The utter stupidity of Trump's approach in Puerto Rico, where he threw rolls of paper towels into the crowd, much like a carnival barker, is contrasted with efforts by Sonnen GmbH, a German provider of energy-storage systems. Sonnen began delivering its storage systems to Puerto Rico before Trump arrived, in an effort to provide electricity for at least 15 emergency relief centers across the island. It’s working with local partner Pura Energia, which installs solar panels with Sonnen batteries.

“Our smart energy storage system is uniquely positioned to serve as a critical resource during the emergency in Puerto Rico,” Blake Richetta, the head of Sonnen’s U.S. unit, said in the statement.

Sonnen, operating on the island since 2016, is donating equipment for the 15 relief centers. Committed to Puerto Rico for the long-term, the company will donate profit from local sales to build as many as 35 additional microgrids on the island. The batteries are produced at the company’s recently opened factory in Atlanta, and the first microgrids will be operating in less than a month.

“It is our duty to stand firmly with the people of Puerto Rico and do everything possible to help start the rebuilding process,” Chief Executive Officer Christoph Ostermann said in the statement. “There is a clear connection between our mission to support humanity during a climate disaster and our mission to fight climate change.”

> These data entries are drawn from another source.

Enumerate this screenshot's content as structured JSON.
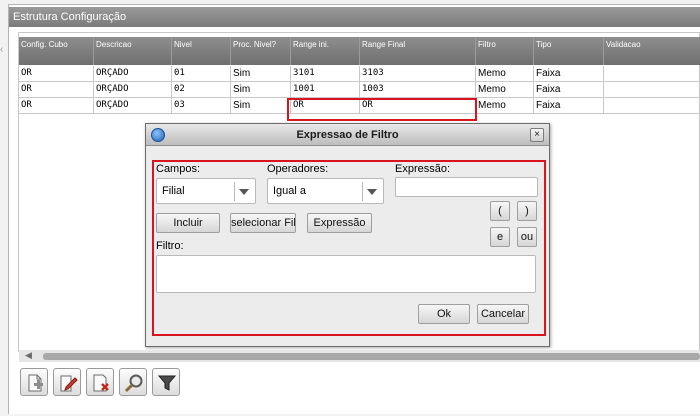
{
  "panel": {
    "title": "Estrutura Configuração"
  },
  "grid": {
    "headers": [
      "Config. Cubo",
      "Descricao",
      "Nivel",
      "Proc. Nivel?",
      "Range ini.",
      "Range Final",
      "Filtro",
      "Tipo",
      "Validacao"
    ],
    "rows": [
      [
        "OR",
        "ORÇADO",
        "01",
        "Sim",
        "3101",
        "3103",
        "Memo",
        "Faixa",
        ""
      ],
      [
        "OR",
        "ORÇADO",
        "02",
        "Sim",
        "1001",
        "1003",
        "Memo",
        "Faixa",
        ""
      ],
      [
        "OR",
        "ORÇADO",
        "03",
        "Sim",
        "OR",
        "OR",
        "Memo",
        "Faixa",
        ""
      ]
    ]
  },
  "dialog": {
    "title": "Expressao de Filtro",
    "campos_label": "Campos:",
    "campos_value": "Filial",
    "operadores_label": "Operadores:",
    "operadores_value": "Igual a",
    "expressao_label": "Expressão:",
    "expressao_value": "",
    "incluir_button": "Incluir",
    "selecionar_button": "selecionar Fil",
    "expressao_button": "Expressão",
    "open_paren_button": "(",
    "close_paren_button": ")",
    "and_button": "e",
    "or_button": "ou",
    "filtro_label": "Filtro:",
    "filtro_value": "",
    "ok_button": "Ok",
    "cancel_button": "Cancelar",
    "close_glyph": "×"
  },
  "toolbar": {
    "icons": [
      "add-document-icon",
      "edit-document-icon",
      "delete-document-icon",
      "search-icon",
      "filter-icon"
    ]
  },
  "colors": {
    "highlight": "#d9141e",
    "header_bg": "#7b7b7b",
    "dialog_bg": "#ececec"
  }
}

Tesla's Elon Musk, has also indicated that he is prepared to be a key partner in rebuilding Puerto Rico's power grid using independent batteries and solar power. 

Puerto Rico’s chief innovation officer Glorimar Ripoli is also on board. “As the Government’s CINO, I fully support this! Let’s build the Puerto Rico we all want through innovation,” she tweeted.

Mayor of San Juan Carmen Yulin Cruz embraces Esperanza Ruiz, a city administrator, outside the government centre at the Roberto Clemente Coliseum after Hurricane Maria in San Juan, Puerto Rico Carlos Barria/Reuters

Amid Trump's demeaning comments to Mayor Cruz -- surely fueled by her being a woman -- we assume that he has little knowledge of her background. The Independent UK writes:

Cruz has, in some ways, been a lifelong politician: Class president in eighth grade; student council president in high school.

Like many Puerto Ricans, she left the island to pursue opportunities on the US mainland, earning a bachelor's in political science at Boston University and a master's in public management and policy at Carnegie Mellon.

Apparently Mayor Cruz held key positions not only at Scotiabank but also the US Treasury Department. After returning to Puerto Rico, Cruz became an adviser to Sila Maria Calderon, then the mayor of San Juan who later became Puerto Rico's first and only female governor.

The Carnegie Mellon grad strung together a people-centric coalition including including the LGBT community, students, Dominican immigrants and taxi drivers. Fueled by people power, Cruz defeated a three-time incumbent Jorge Santini.

“Politics is a rough game, and sometimes as females we are taught that you have to play nice,” she said in a 2014 in an interview. “Sometimes you can't play nice.”